Vanadium — données biologiques et toxicologie
Le vanadium (V, Z=23) est un métal de transition présent en traces dans l'organisme (~0,1 mg au total). Son essentialité chez l'humain n'est pas démontrée (aucune DRV n'existe), mais il a fait l'objet d'études en raison de ses propriétés insulinomimétiques — le vanadate (VO₄³⁻) inhibe les phosphotyrosine phosphatases (PTPases) qui dé-phosphorylent le récepteur de l'insuline, amplifiant la signalisation insulinique.

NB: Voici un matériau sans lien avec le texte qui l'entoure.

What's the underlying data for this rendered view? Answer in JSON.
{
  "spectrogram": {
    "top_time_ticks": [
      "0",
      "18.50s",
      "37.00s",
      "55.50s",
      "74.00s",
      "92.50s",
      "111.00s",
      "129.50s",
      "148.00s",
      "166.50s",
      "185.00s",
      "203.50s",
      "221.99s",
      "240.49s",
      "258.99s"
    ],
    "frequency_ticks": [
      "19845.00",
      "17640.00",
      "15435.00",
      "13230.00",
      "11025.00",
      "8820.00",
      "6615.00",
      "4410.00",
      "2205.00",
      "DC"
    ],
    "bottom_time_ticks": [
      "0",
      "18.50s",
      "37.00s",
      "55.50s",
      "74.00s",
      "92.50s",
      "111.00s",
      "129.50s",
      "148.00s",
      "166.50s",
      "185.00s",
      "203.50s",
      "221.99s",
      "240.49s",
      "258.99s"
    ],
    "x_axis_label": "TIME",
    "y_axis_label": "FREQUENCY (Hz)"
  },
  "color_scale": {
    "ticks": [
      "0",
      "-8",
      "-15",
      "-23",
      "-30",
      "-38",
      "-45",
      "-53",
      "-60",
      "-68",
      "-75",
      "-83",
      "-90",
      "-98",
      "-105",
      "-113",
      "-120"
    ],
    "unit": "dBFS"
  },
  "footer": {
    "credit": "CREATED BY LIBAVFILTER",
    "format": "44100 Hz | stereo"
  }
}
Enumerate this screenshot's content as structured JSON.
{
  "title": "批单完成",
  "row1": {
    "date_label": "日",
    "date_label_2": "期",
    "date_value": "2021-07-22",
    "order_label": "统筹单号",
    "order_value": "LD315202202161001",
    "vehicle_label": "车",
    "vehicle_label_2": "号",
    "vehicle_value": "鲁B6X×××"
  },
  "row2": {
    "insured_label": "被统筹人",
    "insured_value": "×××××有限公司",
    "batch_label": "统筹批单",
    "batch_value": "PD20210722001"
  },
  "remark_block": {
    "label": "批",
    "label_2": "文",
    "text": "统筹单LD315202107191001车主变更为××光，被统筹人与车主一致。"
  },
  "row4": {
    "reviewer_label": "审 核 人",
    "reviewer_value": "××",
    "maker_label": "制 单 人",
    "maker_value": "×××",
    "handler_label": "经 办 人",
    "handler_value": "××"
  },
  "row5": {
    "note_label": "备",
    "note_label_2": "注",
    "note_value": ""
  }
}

Des études cliniques préliminaires (Cohen N et al., J Clin Invest 1995, PMID: 7745283 ; Goldfine AB et al., Metabolism 2000) ont montré qu'une supplémentation en vanadyl sulfate (100–125 mg/j, équivalent à ~28–35 mg de vanadium élémentaire) améliorait sensiblement la sensibilité à l'insuline et réduisait la glycémie à jeun dans le diabète de type 2. Cependant, ces effets ont été obtenus à des doses proches ou supérieures à la LSS établie, et les essais étaient de faible effectif et durée courte.
Statut réglementaire — pas de DRV
| Source | Valeur | Statut |
|---|---|---|
| EFSA / ANSES | Aucune DRV établie | Essentialité non démontrée |
| IOM/USA 2001 — UL | 1,8 mg/j de vanadium élémentaire | Basée sur toxicité animale (NOAEL 5 mg/kg/j × 1/100) |
| SCF/EFSA | Non évaluée pour DRV | Seul UL informel disponible |
| Apports alimentaires | ~10–60 µg/j | Très faibles — céréales, champignons, huile |
Sources alimentaires de vanadium
Les apports alimentaires en vanadium sont extrêmement faibles (10–60 µg/j) et bien en dessous des seuils de toxicité. La carence n'a jamais été documentée dans des conditions alimentaires normales.